There are $32$ balls in total, equally split into red, green, blue, and white colors ($8$ balls each). I also have $4$ bins. What is the probability that in at least one of the bins, all the balls are of the same color?
My process: I am trying to use complementary probability, which in this case is $$1 - P(\text{no bin has all balls of same color})$$. I started this off by doing for the first bin, where the number of options is $$\frac{32 * 24 * 31 * 30 * 29 * 28 * 27 * 26)}{8!}$$, but I feel like I am going in the wrong direction. I have thought about PIE as well but am not sure how to do it as it seems quite messy. Any help would be appreciated.
Let's use PIE.
To begin, the total number of ways to assign balls to bins is $\binom{32}{8} \binom{24}{8} \binom{16}{8}$.
Case 1: At least one bin has all balls the same color. There are $4$ ways to choose a bin, and $4$ ways to choose a color. Following this, there are $\binom{24}{8} \binom{16}{8}$ ways to fill the remaining bins.
Case 2: At least two bins have all balls the same color. There are $\binom{4}{2} = 6$ ways to choose the bins, $4$ ways to choose the color for the first bin, and $3$ ways to choose the color for the second bin. Following this, there are $\binom{16}{8}$ ways to fill the remaining bins.

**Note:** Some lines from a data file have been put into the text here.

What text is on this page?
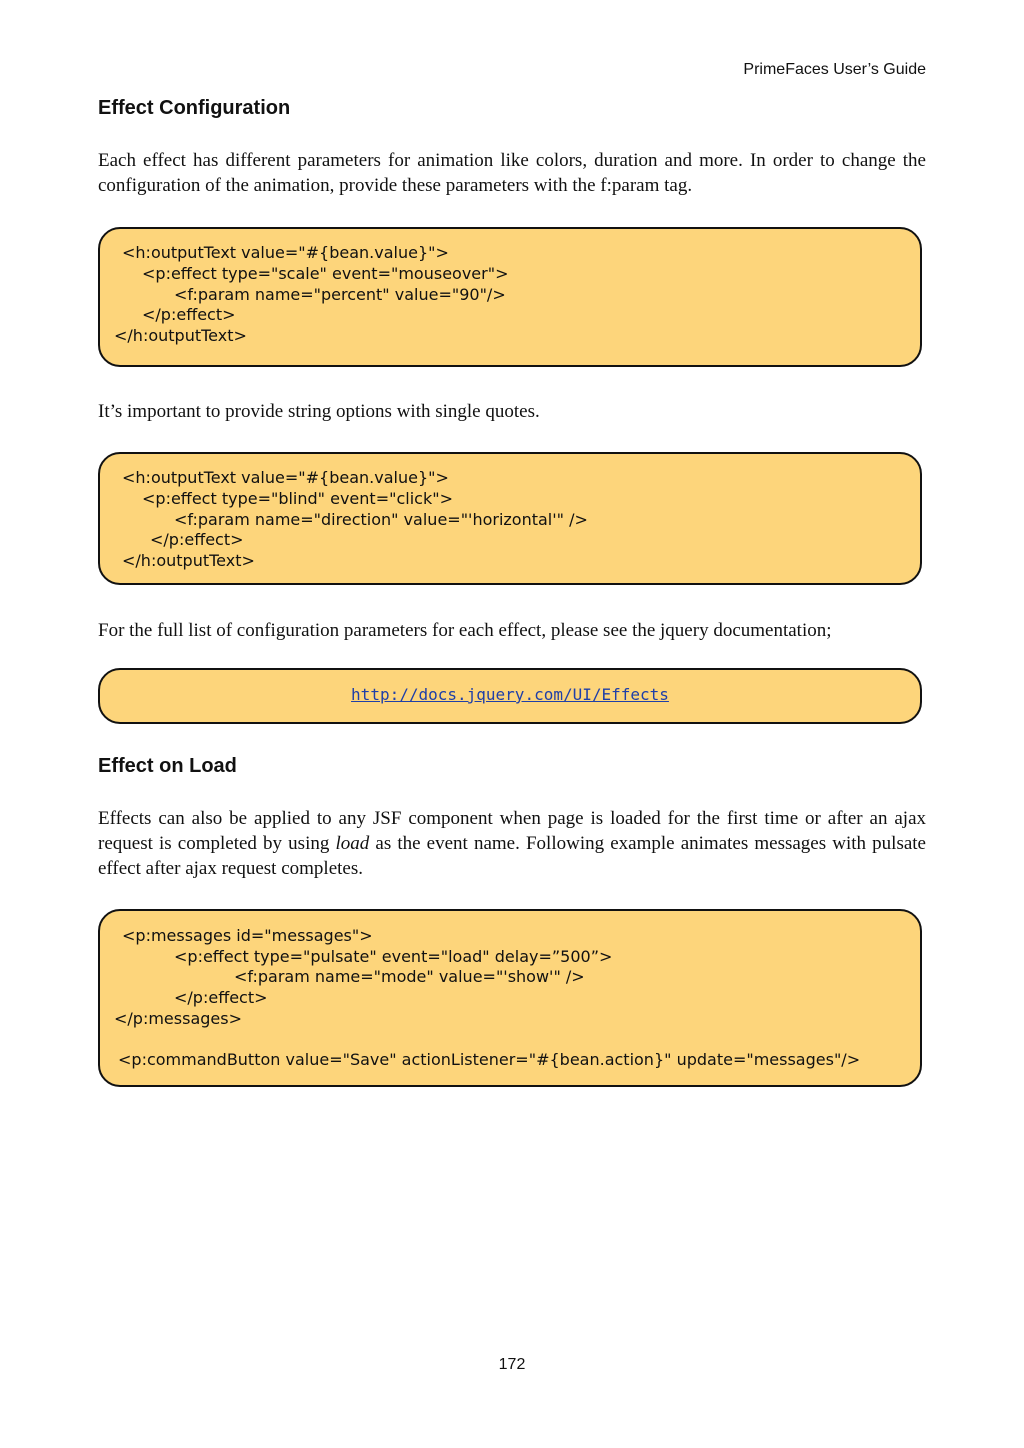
PrimeFaces User’s Guide
Effect Configuration

Each effect has different parameters for animation like colors, duration and more. In order to change the configuration of the animation, provide these parameters with the f:param tag.

<h:outputText value="#{bean.value}">
<p:effect type="scale" event="mouseover">
<f:param name="percent" value="90"/>
</p:effect>
</h:outputText>

It’s important to provide string options with single quotes.

<h:outputText value="#{bean.value}">
<p:effect type="blind" event="click">
<f:param name="direction" value="'horizontal'" />
</p:effect>
</h:outputText>

For the full list of configuration parameters for each effect, please see the jquery documentation;

http://docs.jquery.com/UI/Effects
Effect on Load

Effects can also be applied to any JSF component when page is loaded for the first time or after an ajax request is completed by using load as the event name. Following example animates messages with pulsate effect after ajax request completes.

<p:messages id="messages">
<p:effect type="pulsate" event="load" delay=”500”>
<f:param name="mode" value="'show'" />
</p:effect>
</p:messages>
<p:commandButton value="Save" actionListener="#{bean.action}" update="messages"/>
172
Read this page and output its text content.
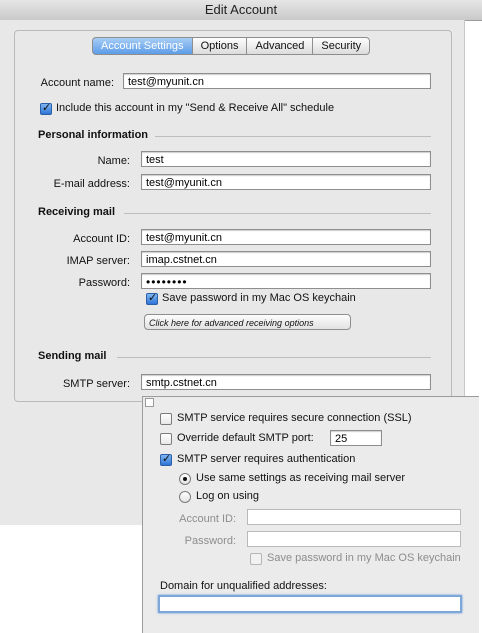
Edit Account
Account Settings	Options	Advanced	Security
Account name:	test@myunit.cn
✓
Include this account in my "Send & Receive All" schedule
Personal information
Name:	test
E-mail address:	test@myunit.cn
Receiving mail
Account ID:	test@myunit.cn
IMAP server:	imap.cstnet.cn
Password:	••••••••
✓
Save password in my Mac OS keychain
Click here for advanced receiving options
Sending mail
SMTP server:	smtp.cstnet.cn
SMTP service requires secure connection (SSL)
Override default SMTP port:	25
✓
SMTP server requires authentication
Use same settings as receiving mail server
Log on using
Account ID:
Password:
Save password in my Mac OS keychain
Domain for unqualified addresses:
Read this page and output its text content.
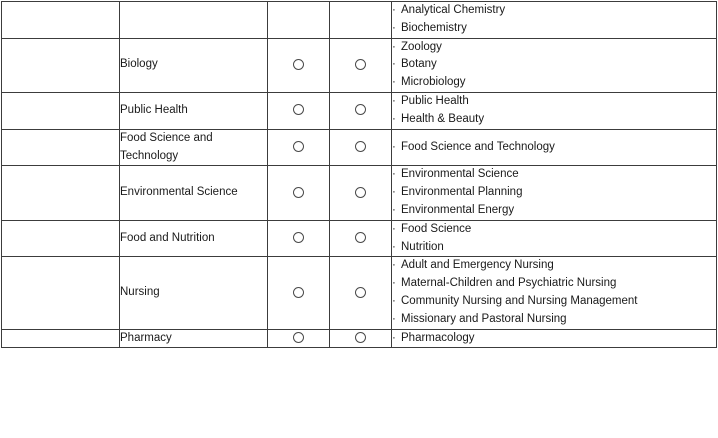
				· Analytical Chemistry
· Biochemistry

	Biology			· Zoology
· Botany
· Microbiology

	Public Health			· Public Health
· Health & Beauty

	Food Science and Technology			· Food Science and Technology

	Environmental Science			· Environmental Science
· Environmental Planning
· Environmental Energy

	Food and Nutrition			· Food Science
· Nutrition

	Nursing			· Adult and Emergency Nursing
· Maternal-Children and Psychiatric Nursing
· Community Nursing and Nursing Management
· Missionary and Pastoral Nursing

	Pharmacy			· Pharmacology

Case 3: All bins have all balls the same color. For this case, our only choice is in assigning colors to bins. There are $4$ choices for the first bin, $3$ choices for the second, and $2$ choices for the third.
Now let's account for overcounting. Each arrangement in Case 2 was counted twice in Case 1. Therefore, the number of arrangements in Case 2 needs to be subtracted (once) from the total. Each arrangement in Case 3 was counted four times in Case 1, but was discounted $\binom{4}{2} = 6$ times in Case 2. Therefore, the number of arrangements in Case 3 needs to be added three times to the total.
Bringing everything together, we have
$$P = \frac{(4) (4) \binom{24}{8} \binom{16}{8} - (6) (4) (3) \binom{16}{8} + (3) (4) (3) (2)}{\binom{32}{8} \binom{24}{8} \binom{16}{8}}$$
$$= \frac{123731423}{81340761805875} \approx 1.5211 \times 10^{-6}$$
As expected, not very likely at all.